With some processing, and some added flavorings, preservatives, sweeteners, emulsifiers and synthetic nutrients, they turned soy protein isolate, “the food processors' ugly duckling,” as Sally Fallon put it, “into a New Age Cinderella.”
What they did not know is that their processing could not come close to the traditional fermentation process that took place before any ancient cultures would consume soy.
You see, fermenting the soybeans makes an otherwise inedible food quite nutritious. But the food industry knew they did not have the time to create traditionally fermented soy foods, nor the market to sell them to.
And, as a result, most of today’s soy foods are loaded with anti-nutrients and are a nutritional nightmare linked to:
- Malnutrition and digestive problems
- Thyroid dysfunction
- Cognitive decline
- Reproductive disorders
- Immune system breakdowns
- Heart disease and cancer
But before you swear off all soy foods for good, there is something you should know.
Fermented Soy Foods ARE Healthy
You may recall me talking about the wonderful health benefits of traditionally fermented foods. Well, this is true of ALL varieties, including fermented soy.

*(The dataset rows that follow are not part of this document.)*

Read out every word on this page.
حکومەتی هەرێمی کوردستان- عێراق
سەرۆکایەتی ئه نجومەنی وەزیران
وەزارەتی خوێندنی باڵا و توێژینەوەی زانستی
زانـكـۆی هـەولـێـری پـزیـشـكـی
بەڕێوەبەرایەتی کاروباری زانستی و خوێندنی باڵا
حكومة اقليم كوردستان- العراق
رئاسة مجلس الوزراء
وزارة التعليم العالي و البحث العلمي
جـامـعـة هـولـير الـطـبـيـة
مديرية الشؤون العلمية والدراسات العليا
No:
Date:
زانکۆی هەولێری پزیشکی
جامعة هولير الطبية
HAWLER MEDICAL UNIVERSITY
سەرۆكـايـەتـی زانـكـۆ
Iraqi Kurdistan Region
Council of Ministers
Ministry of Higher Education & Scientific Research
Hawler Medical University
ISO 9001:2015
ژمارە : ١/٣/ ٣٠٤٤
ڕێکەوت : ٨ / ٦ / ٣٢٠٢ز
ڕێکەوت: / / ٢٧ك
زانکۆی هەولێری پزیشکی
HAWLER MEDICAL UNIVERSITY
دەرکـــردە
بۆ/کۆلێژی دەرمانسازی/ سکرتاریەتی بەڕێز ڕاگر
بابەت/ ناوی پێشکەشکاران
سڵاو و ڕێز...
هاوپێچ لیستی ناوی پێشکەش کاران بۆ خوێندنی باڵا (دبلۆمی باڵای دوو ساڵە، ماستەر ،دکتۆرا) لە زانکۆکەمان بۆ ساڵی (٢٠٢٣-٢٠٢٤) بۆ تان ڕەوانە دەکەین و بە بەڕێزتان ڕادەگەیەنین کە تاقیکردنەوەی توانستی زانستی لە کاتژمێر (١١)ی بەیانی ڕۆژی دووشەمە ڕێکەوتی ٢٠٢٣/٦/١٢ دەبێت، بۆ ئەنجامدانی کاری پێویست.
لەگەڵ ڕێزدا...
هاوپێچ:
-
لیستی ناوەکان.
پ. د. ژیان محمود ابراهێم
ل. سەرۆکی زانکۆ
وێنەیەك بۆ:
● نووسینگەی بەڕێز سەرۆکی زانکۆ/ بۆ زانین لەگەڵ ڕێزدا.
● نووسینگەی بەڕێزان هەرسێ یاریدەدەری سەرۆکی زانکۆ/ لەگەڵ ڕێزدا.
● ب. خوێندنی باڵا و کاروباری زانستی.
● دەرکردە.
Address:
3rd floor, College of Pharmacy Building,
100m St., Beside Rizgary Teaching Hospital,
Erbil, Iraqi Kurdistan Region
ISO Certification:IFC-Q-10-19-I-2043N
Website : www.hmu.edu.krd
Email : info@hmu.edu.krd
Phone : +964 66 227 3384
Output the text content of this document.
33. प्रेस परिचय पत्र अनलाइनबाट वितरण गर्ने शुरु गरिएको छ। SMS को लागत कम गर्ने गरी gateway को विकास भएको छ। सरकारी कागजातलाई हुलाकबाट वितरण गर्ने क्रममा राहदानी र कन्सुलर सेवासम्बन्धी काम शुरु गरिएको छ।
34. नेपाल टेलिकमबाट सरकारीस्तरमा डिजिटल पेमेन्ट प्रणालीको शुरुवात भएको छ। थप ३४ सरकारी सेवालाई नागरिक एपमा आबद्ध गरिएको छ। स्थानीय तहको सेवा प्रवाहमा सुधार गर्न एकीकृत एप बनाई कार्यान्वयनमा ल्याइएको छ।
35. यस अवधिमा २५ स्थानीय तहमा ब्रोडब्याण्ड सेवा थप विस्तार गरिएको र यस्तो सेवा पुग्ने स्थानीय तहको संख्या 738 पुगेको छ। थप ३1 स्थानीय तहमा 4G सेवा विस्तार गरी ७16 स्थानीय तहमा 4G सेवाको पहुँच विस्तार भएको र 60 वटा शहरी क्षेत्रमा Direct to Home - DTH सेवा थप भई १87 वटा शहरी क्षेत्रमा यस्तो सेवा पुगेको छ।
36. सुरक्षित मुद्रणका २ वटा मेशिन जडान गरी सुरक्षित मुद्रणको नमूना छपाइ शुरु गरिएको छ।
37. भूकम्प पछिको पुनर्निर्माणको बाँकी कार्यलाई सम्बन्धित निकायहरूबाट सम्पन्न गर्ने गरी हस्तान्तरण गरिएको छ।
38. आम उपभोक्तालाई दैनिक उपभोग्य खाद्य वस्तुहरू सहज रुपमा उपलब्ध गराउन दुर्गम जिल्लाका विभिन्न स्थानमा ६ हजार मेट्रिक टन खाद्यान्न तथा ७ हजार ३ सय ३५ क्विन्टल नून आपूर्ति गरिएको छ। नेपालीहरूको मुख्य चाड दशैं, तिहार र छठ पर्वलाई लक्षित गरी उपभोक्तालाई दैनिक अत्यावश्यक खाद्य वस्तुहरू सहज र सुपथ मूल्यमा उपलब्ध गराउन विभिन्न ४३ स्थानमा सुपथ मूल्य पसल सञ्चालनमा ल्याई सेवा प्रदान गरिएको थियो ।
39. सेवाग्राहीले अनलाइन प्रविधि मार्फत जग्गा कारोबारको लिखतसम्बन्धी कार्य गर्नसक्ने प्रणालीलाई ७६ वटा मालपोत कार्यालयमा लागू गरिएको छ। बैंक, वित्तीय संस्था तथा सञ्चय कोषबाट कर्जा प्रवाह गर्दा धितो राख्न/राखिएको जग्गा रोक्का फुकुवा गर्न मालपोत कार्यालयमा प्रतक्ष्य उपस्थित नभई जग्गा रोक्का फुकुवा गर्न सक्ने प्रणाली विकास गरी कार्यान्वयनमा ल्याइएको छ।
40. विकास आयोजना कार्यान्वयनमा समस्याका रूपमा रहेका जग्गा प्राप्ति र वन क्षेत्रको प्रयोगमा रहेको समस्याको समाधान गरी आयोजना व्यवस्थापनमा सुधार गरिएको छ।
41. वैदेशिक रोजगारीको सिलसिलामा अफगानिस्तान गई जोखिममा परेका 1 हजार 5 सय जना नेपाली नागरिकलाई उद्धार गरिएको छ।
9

After a long fermentation process, the phytate (which blocks your body’s uptake of essential minerals) and antinutrient levels of soybeans are reduced, and their beneficial properties become available to your digestive system.
So am I opposed to eating soy? Absolutely not -- as long as it is in one of the fermented forms that follows:
- Natto, fermented soybeans with a sticky texture and strong, cheese-like flavor. This one is my favorite, and I personally eat it nearly every day (it has the highest concentration of vitamin k in the human diet) and is also loaded with nattokinase, a very powerful blood thinner.
- Tempeh, a fermented soybean cake with a firm texture and nutty, mushroom-like flavor.
- Miso, a fermented soybean paste with a salty, buttery texture (commonly used in miso soup).
- Soy sauce: traditionally, soy sauce is made by fermenting soybeans, salt and enzymes, however be wary because many varieties on the market are made artificially using a chemical process.